A Commemoration of Queensland’s first-ever Australian Grand Prix
Motor racing in Australia came of age in 1928 with the inaugural AGP held at Cowes on Phillip Island.
A short 21 years later, after enjoying a lengthy eight year stay at its original home and then stints at Victor Harbour (South Australia, 1937), Mount Panorama, Bathurst (NSW, 1938/47), Lobethal (South Australia, 1939) and Point Cook (Victoria, 1948) the plan was to strengthen the national significance of the event and the door was left open for Queensland to snare its own slice of motoring history.
What a history that turned out to be. Lowood was the first choice Queensland town to play host to the who’s who of Australian Motor sport due to its growing popularity at the time. With the AGP scheduled for the traditional Sunday racing time slot, this hit a moral nerve with Lowood locals who confronted the Queensland Motor Sporting Club, voicing resistance to scheduling a sporting event during church mass and so the event was re-scheduled to take place at Leyburn, about 75 km south west of Toowoomba.
“At the time Leyburn, like every small country town in Australia, was rebuilding following the Second World War and the opportunity to host the Grand Prix provided a real highlight for the township,” says Race Director, Mike Collins.
“An air of excitement and anticipation filtered through the community in the lead up, but not even the most supportive of locals could have imagined the flood of spectators that made the journey to witness the 14th Grand Prix,” Collins adds.
“That occasion still stands as the most populated time in Leyburn’s history and those who have come along in recent years to the Historic Sprints will appreciate what an amazing scene it was to see 30-odd thousand people descend on a community so small.”
1949 represented just the third year that the AGP had been reintroduced on the annual sporting calendar after a seven-year lay-off between 1940-46. World War 2 had played a significant part in all activities in Australia during that time and ironically it too would provide another chapter to the Leyburn story when an abandoned WW2 airstrip just outside of the main township was used as the venue for the ’49 feature.
Simular to the eight years of the Historic Leyburn Motor Sprints, public consultation was vital to the staging of the ’49 event. The airstrip intruded on the land of three local farming families who granted permission for the site to be established as the Australian Grand Prix track. Their names have been immortalised in racing history with Hamblyn Corner, Porter Corner and Backhouse Bend forming the three turns of the original Leyburn circuit.

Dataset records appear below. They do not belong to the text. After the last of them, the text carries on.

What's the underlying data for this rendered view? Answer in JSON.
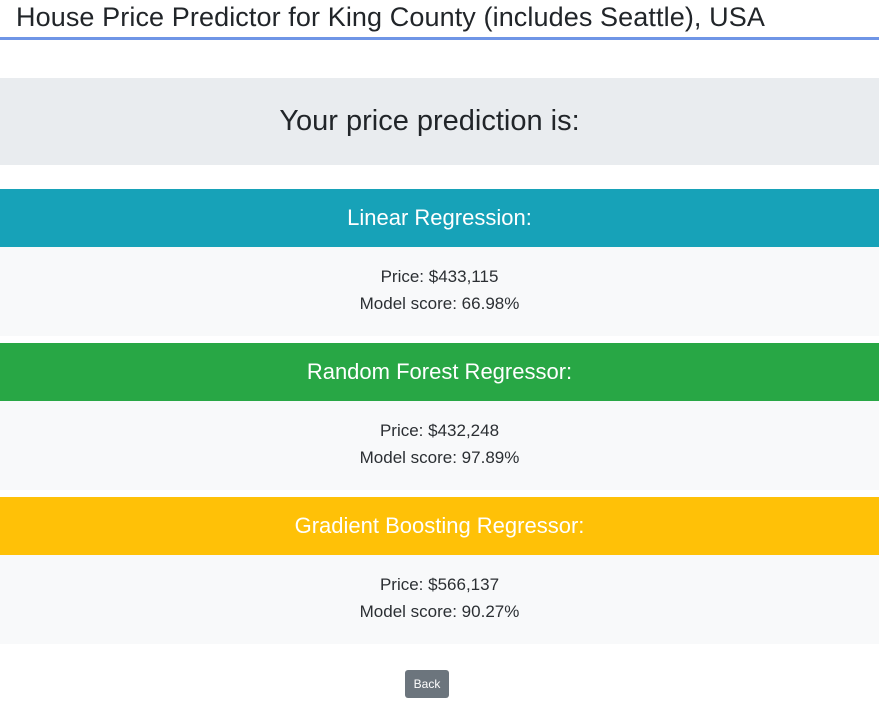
{
  "header": {
    "title": "House Price Predictor for King County (includes Seattle), USA"
  },
  "banner": {
    "heading": "Your price prediction is:"
  },
  "models": [
    {
      "name": "Linear Regression:",
      "price_label": "Price: $433,115",
      "score_label": "Model score: 66.98%",
      "color": "#17a2b8"
    },
    {
      "name": "Random Forest Regressor:",
      "price_label": "Price: $432,248",
      "score_label": "Model score: 97.89%",
      "color": "#28a745"
    },
    {
      "name": "Gradient Boosting Regressor:",
      "price_label": "Price: $566,137",
      "score_label": "Model score: 90.27%",
      "color": "#ffc107"
    }
  ],
  "actions": {
    "back_label": "Back"
  }
}
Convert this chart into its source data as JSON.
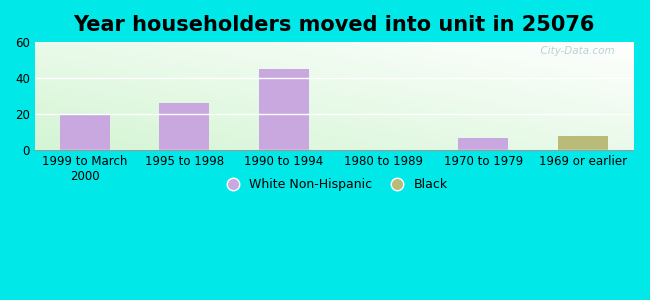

The 150-mile AGP journey played a major hand in establishing the final results of the 1949 Australian Grand Prix, at a time when motor racing was endeavouring to shrug off its amateur status. What were described as custom-made special vehicles formed the bulk of the Leyburn field, with a strong contingent of Aussie and MG Specials and a number of discarded European models featuring. Many of the entrants succumbed to the elements with their vehicles unable to complete the 35 laps and so it was left to the hard-nosed semi professionals to fight it out.
John Crouch, in a sleek looking Delahaye collected chequered flag honours to etch his name in Queensland’s motoring history books and along with Frank Kleinig in a Hudson Special also obtained the equal fastest lap time for the event. Both drivers clocked 2m 52 seconds around the 6.9km circuit at an average speed of 145km/h. So with the 150 pound winners cheque handed over and the 30 000 spectators packing up and heading home, Leyburn once again laboured away to it’s traditional rural tune until 1996 when local Mike Collins, a self-confessed motor sport junkie, latched hold of the idea to establish a commemorative event and immediately contacted the Historic Racing Car Club (HRCC).
“Realising the significance of 1999 as the 50th anniversary of the Australian Grand Prix in Leyburn, I thought we could lay the platform for a huge celebration.”
“In conjunction with the HRCC we surveyed the original site of the Grand Prix but it was deemed too far gone to renovate and so the concept of establishing the sprints in the town was born.”
Once again community consultation was sought before proceeding with the plans to re-establish Leyburn on the Australian motoring calendar and after gaining public approval the Historic Leyburn Sprints was developed.
It was through unusual circumstances that the history of Queensland motoring has been shaped. Who would have thought that the events leading up to the first ever Australian Grand Prix held in the State, would go on to provide a valuable legacy for a small country town of just 150 people?
Certainly the well entrenched locals of Leyburn all have their own story to tell, about the day that their rural community grew to in excess of 30 000 people, the day that Queensland first hosted the Australian Grand Prix on Sunday, September 18, 1949.